While Vikas is sulking over Mumbai's potholes, hike in fuel prices, lack of jobs, lack of healthcare and education facilities and rise in farmer suicides to name a few pet peeves, Dharm knows why he is everyone's darling.

Talk about farmer suicides, infant mortality rate, potholes, hunger, poverty, homelessness...every television news channel goes blank and political spokesperson "mute". It is actually yawn-inducing to talk about Vikas, but mention Dharm, politicians jump like kids to get their share of candies first.

So when senior Congress leader Shashi Tharoor warned people from bringing back the BJP to power once again in the 2019 Lok Sabha elections to avoid turning India into "Hindu Pakistan" (a fear many politicians and scholars have previously expressed openly), the BJP raised hell.

After all, how could a Congress leader talk about "Hindu" and "Pakistan" --the two controversial words over which the BJP has copyright-- in the same breath?

Isn't it the BJP who rules over all Hindus and protects all Hindus from Pakistan and Muslims every day? In Sangh Parivar's court of justice, Tharoor has clearly committed blasphemy trying to instill fear of Pakistan and Muslims among the pious and cow-loving Hindus.

Probably in a fit of rage, the Congress Lok Sabha member of Parliament (MP) had his own "exasperating farrago of distortions, misrepresentations and outright lies" moment, where again facts and truth were the biggest casualties.

The more the Congress tries to warn voters about religious bigotry and divisive politics of the BJP, the more the grand old party will help the saffron party to push its "Hindu rath" (the Hindu chariot) further.

After Tharoor's controversial "Hindu Pakistan" remark in his constituency, Thiruvananthapuram, Kerala, on Wednesday, the BJP alleged that the Congress is trying to "communalise the political discourse" of the country and the party president Rahul Gandhi should apologise.

A confused Congress, which of late has been trying hard to get itself rid of the "Muslim appeasement" tag, decided to take a safe route.
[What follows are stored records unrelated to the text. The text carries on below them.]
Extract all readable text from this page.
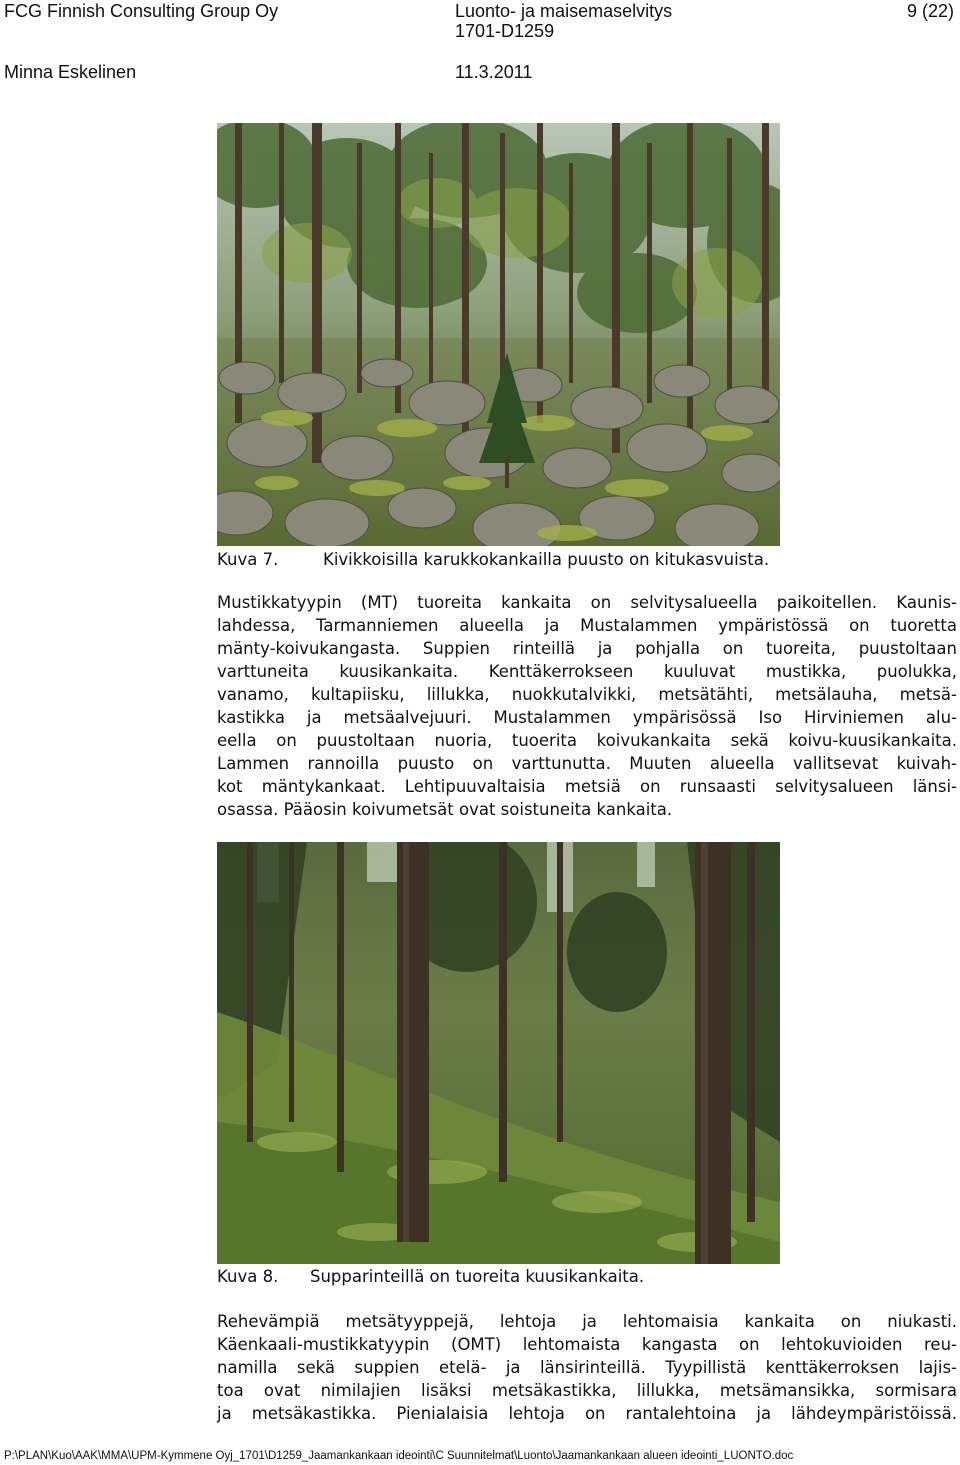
FCG Finnish Consulting Group Oy	Luonto- ja maisemaselvitys
1701-D1259
9 (22)
Minna Eskelinen	11.3.2011
Kuva 7.	Kivikkoisilla karukkokankailla puusto on kitukasvuista.
Mustikkatyypin (MT) tuoreita kankaita on selvitysalueella paikoitellen. Kaunis-
lahdessa, Tarmanniemen alueella ja Mustalammen ympäristössä on tuoretta
mänty-koivukangasta. Suppien rinteillä ja pohjalla on tuoreita, puustoltaan
varttuneita kuusikankaita. Kenttäkerrokseen kuuluvat mustikka, puolukka,
vanamo, kultapiisku, lillukka, nuokkutalvikki, metsätähti, metsälauha, metsä-
kastikka ja metsäalvejuuri. Mustalammen ympärisössä Iso Hirviniemen alu-
eella on puustoltaan nuoria, tuoerita koivukankaita sekä koivu-kuusikankaita.
Lammen rannoilla puusto on varttunutta. Muuten alueella vallitsevat kuivah-
kot mäntykankaat. Lehtipuuvaltaisia metsiä on runsaasti selvitysalueen länsi-
osassa. Pääosin koivumetsät ovat soistuneita kankaita.
Kuva 8. Supparinteillä on tuoreita kuusikankaita.
Rehevämpiä metsätyyppejä, lehtoja ja lehtomaisia kankaita on niukasti.
Käenkaali-mustikkatyypin (OMT) lehtomaista kangasta on lehtokuvioiden reu-
namilla sekä suppien etelä- ja länsirinteillä. Tyypillistä kenttäkerroksen lajis-
toa ovat nimilajien lisäksi metsäkastikka, lillukka, metsämansikka, sormisara
ja metsäkastikka. Pienialaisia lehtoja on rantalehtoina ja lähdeympäristöissä.
P:\PLAN\Kuo\AAK\MMA\UPM-Kymmene Oyj_1701\D1259_Jaamankankaan ideointi\C Suunnitelmat\Luonto\Jaamankankaan alueen ideointi_LUONTO.doc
The Congress neither defended Tharoor nor condemned him. The man at the centre of the controversy remained adamant and refused to apologise.
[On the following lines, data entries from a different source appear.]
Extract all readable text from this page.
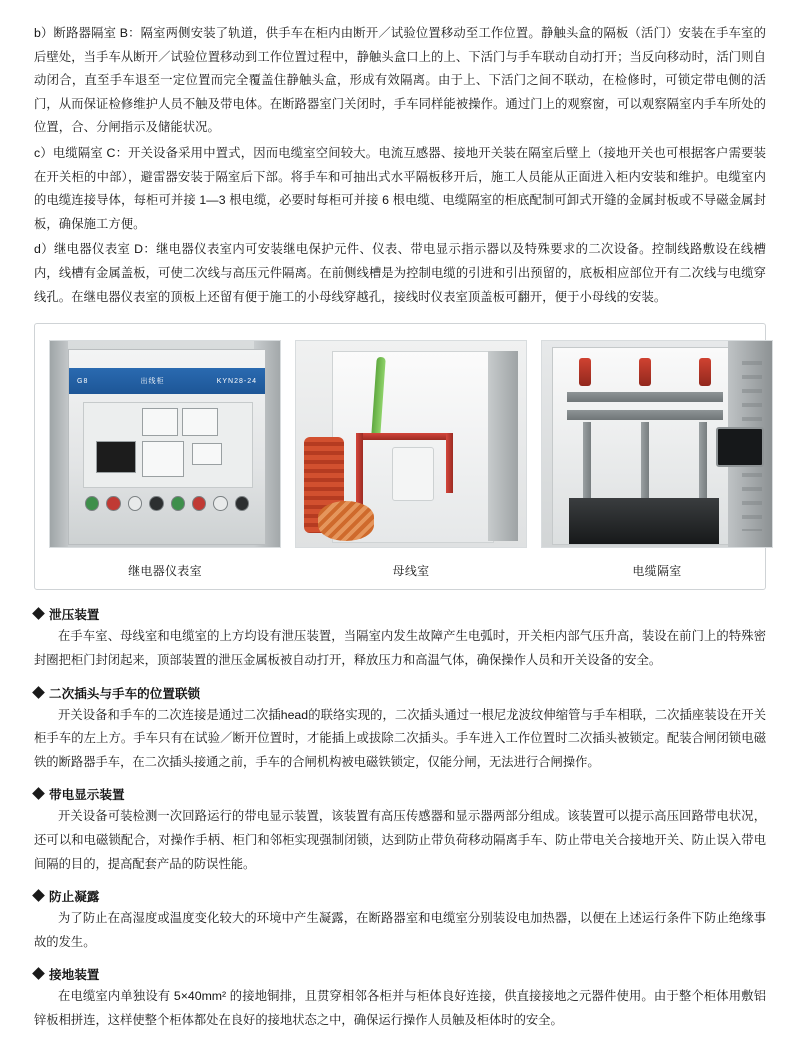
b）断路器隔室 B：隔室两侧安装了轨道，供手车在柜内由断开／试验位置移动至工作位置。静触头盒的隔板（活门）安装在手车室的后壁处，当手车从断开／试验位置移动到工作位置过程中，静触头盒口上的上、下活门与手车联动自动打开；当反向移动时，活门则自动闭合，直至手车退至一定位置而完全覆盖住静触头盒，形成有效隔离。由于上、下活门之间不联动，在检修时，可锁定带电侧的活门，从而保证检修维护人员不触及带电体。在断路器室门关闭时，手车同样能被操作。通过门上的观察窗，可以观察隔室内手车所处的位置，合、分闸指示及储能状况。

c）电缆隔室 C：开关设备采用中置式，因而电缆室空间较大。电流互感器、接地开关装在隔室后壁上（接地开关也可根据客户需要装在开关柜的中部），避雷器安装于隔室后下部。将手车和可抽出式水平隔板移开后，施工人员能从正面进入柜内安装和维护。电缆室内的电缆连接导体，每柜可并接 1—3 根电缆，必要时每柜可并接 6 根电缆、电缆隔室的柜底配制可卸式开缝的金属封板或不导磁金属封板，确保施工方便。

d）继电器仪表室 D：继电器仪表室内可安装继电保护元件、仪表、带电显示指示器以及特殊要求的二次设备。控制线路敷设在线槽内，线槽有金属盖板，可使二次线与高压元件隔离。在前侧线槽是为控制电缆的引进和引出预留的，底板相应部位开有二次线与电缆穿线孔。在继电器仪表室的顶板上还留有便于施工的小母线穿越孔，接线时仪表室顶盖板可翻开，便于小母线的安装。

G8	出线柜	KYN28-24
继电器仪表室	母线室	电缆隔室
泄压装置

在手车室、母线室和电缆室的上方均设有泄压装置，当隔室内发生故障产生电弧时，开关柜内部气压升高，装设在前门上的特殊密封圈把柜门封闭起来，顶部装置的泄压金属板被自动打开，释放压力和高温气体，确保操作人员和开关设备的安全。

二次插头与手车的位置联锁

开关设备和手车的二次连接是通过二次插head的联络实现的，二次插头通过一根尼龙波纹伸缩管与手车相联，二次插座装设在开关柜手车的左上方。手车只有在试验／断开位置时，才能插上或拔除二次插头。手车进入工作位置时二次插头被锁定。配装合闸闭锁电磁铁的断路器手车，在二次插头接通之前，手车的合闸机构被电磁铁锁定，仅能分闸，无法进行合闸操作。

带电显示装置

开关设备可装检测一次回路运行的带电显示装置，该装置有高压传感器和显示器两部分组成。该装置可以提示高压回路带电状况，还可以和电磁锁配合，对操作手柄、柜门和邻柜实现强制闭锁，达到防止带负荷移动隔离手车、防止带电关合接地开关、防止误入带电间隔的目的，提高配套产品的防误性能。

防止凝露

为了防止在高湿度或温度变化较大的环境中产生凝露，在断路器室和电缆室分别装设电加热器，以便在上述运行条件下防止绝缘事故的发生。

接地装置

在电缆室内单独设有 5×40mm² 的接地铜排，且贯穿相邻各柜并与柜体良好连接，供直接接地之元器件使用。由于整个柜体用敷铝锌板相拼连，这样使整个柜体都处在良好的接地状态之中，确保运行操作人员触及柜体时的安全。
The likes of BJP's Subramanian Swamy and Sambit Patra lambasted Tharoor and the Congress. While Swamy asked PM Modi to find out if Tharoor "needs medical help", Patra in his inimitable style pounced on the Gandhi family and demanded an apology from Rahul.

The whole debate over "Hindu Pakistan" comment was not limited to the Congress and the BJP. The Aam Aadmi Party (AAP) and the Communist Party of India (Marxist) (CPI-M) too joined the war of words.

"In my farewell speech (in the Rajya Sabha last year) that was the appeal I made to Mr Modi, saying please, do not convert India into Hindu Pakistan. This is on record," said CPI-M general secretary Sitaram Yechury to lend support to Tharoor.

Similarly, Ashutosh of the AAP wrote a lengthy opinion piece--Tharoor is right in his comments on Hindu Pakistan--to stand in solidarity with the Congress MP.

Noted Bangladeshi author Taslima Nasreen, who has been living in exile in India, gave a new spin to Tharoor's comment. Nasreen, known for raising her voice against the orthodox and misogynistic practices prevalent in Islam, stated that India is a "Hindu India".

"India is not 'Hindu Pakistan'. India is 'Hindu India'. 'Hindu India' is better than 'Muslim India'. The best is 'secular India'. Here secular does not mean religious, it is rather non-religious," tweeted Nasreen.

How many times have you seen politicians, scholars and authors jumping into the same debate with great enthusiasm if it raises issues like rape, starvation death, climate change and female infanticide? The answer is none.

Talk about mandir (temple), Hindu, Muslim, Pakistan and Kashmir, a long queue can be seen outside television studios where leaders cutting across party lines patiently wait for their turn to speak.

That is why Dharm is so playful and fun, and Vikas is so boring. Any takers for Vikas in the 2019 Lok Sabha polls?